Frauen können nicht alleine laufen. Nicht mit Kopfhörern. Besonders nicht im Dunkeln. Nie ohne Handy. Zumindest nicht, ohne die Frage der Sicherheit mitzudenken. Das sollte so nicht sein. Wir sagen euch, wie Männer helfen können, damit sich Frauen beim Laufen wohler fühlen.
Wenn man diversen Listen glaubt, ist der beste Tipp für mehr Sicherheit für Frauen: Entweder: nicht alleine zu laufen, sich zu bewaffnen (“Pfefferspray”) oder es einfach ganz zu lassen.
Viele Frauen kennen diese Listen schon seit ihrer Kindheit in und auswendig. Als Frau aufzuwachsen bedeutet, sich immer dessen bewusst zu sein, das man Opfer sexualisierter Gewalt werden kann.
Jede zweite Frau wurde schon belästigt
Aber woher kommt eigentlich die Vorstellung, dass Frauen beim Laufen besonders bedroht sind? Immerhin ist statistisch gesehen die größte Gefahr für Frauen in Deutschland immer noch häusliche Gewalt. Also nicht der unbekannte Vergewaltiger, der im Gebüsch lauert.

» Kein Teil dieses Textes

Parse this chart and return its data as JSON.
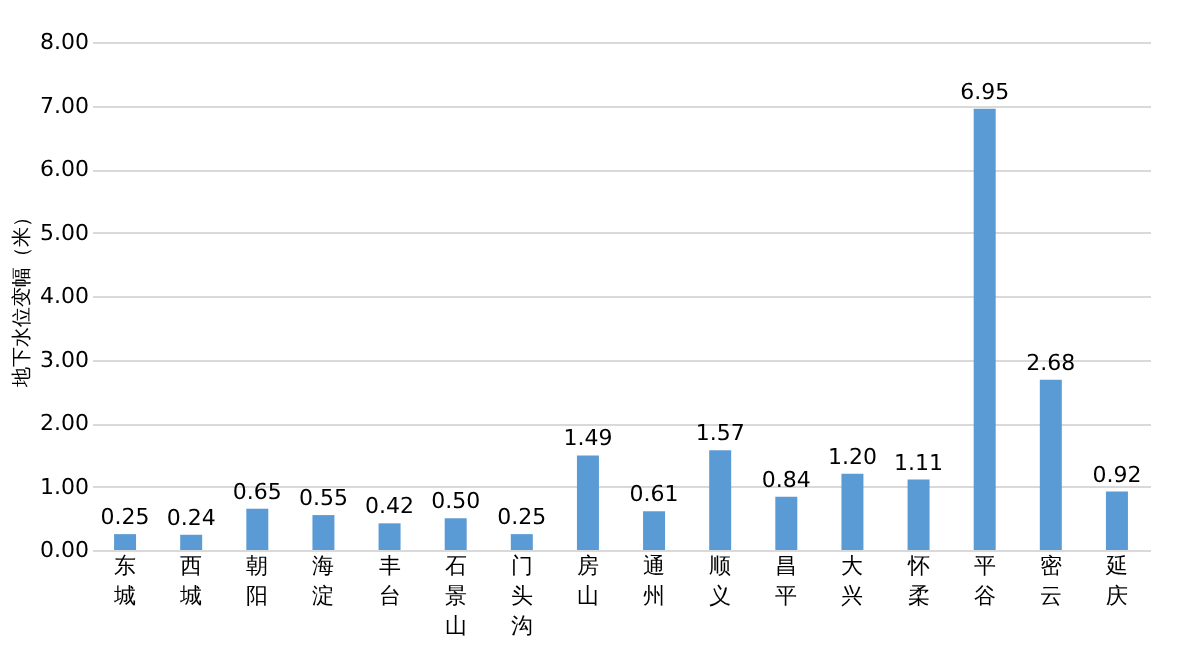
{
  "chart_data": {
    "type": "bar",
    "ylabel": "地下水位变幅（米）",
    "categories": [
      "东城",
      "西城",
      "朝阳",
      "海淀",
      "丰台",
      "石景山",
      "门头沟",
      "房山",
      "通州",
      "顺义",
      "昌平",
      "大兴",
      "怀柔",
      "平谷",
      "密云",
      "延庆"
    ],
    "values": [
      0.25,
      0.24,
      0.65,
      0.55,
      0.42,
      0.5,
      0.25,
      1.49,
      0.61,
      1.57,
      0.84,
      1.2,
      1.11,
      6.95,
      2.68,
      0.92
    ],
    "value_labels": [
      "0.25",
      "0.24",
      "0.65",
      "0.55",
      "0.42",
      "0.50",
      "0.25",
      "1.49",
      "0.61",
      "1.57",
      "0.84",
      "1.20",
      "1.11",
      "6.95",
      "2.68",
      "0.92"
    ],
    "color": "#5b9bd5",
    "ylim": [
      0,
      8
    ],
    "yticks": [
      {
        "value": 0,
        "label": "0.00"
      },
      {
        "value": 1,
        "label": "1.00"
      },
      {
        "value": 2,
        "label": "2.00"
      },
      {
        "value": 3,
        "label": "3.00"
      },
      {
        "value": 4,
        "label": "4.00"
      },
      {
        "value": 5,
        "label": "5.00"
      },
      {
        "value": 6,
        "label": "6.00"
      },
      {
        "value": 7,
        "label": "7.00"
      },
      {
        "value": 8,
        "label": "8.00"
      }
    ],
    "grid": "y"
  }
}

Trotzdem wird medial immer wieder suggeriert, dass Frauen besonders beim Laufen bedroht sind. Geschichten von vergewaltigten und getöteten Jogger*innen sind mit einer erschreckenden Regelmäßigkeit deutschlandweit zu lesen. So etwas beeinflusst Wahrnehmung. So etwas macht Angst. Hinzu kommt, dass fast die Hälfte der in Deutschland lebenden Frauen schon einmal sexuell bedrängt oder belästigt wurde. Das ist jede zweite Frau!
Ein großes Problem: Nicht jedem Menschen ist bewusst, wo sexuelle Belästigung anfängt. Aber erschreckend viele Frauen berichten von unangenehmen Situationen, die von mindestens störend oder nervig bis unangemessen oder gar kriminell reichen.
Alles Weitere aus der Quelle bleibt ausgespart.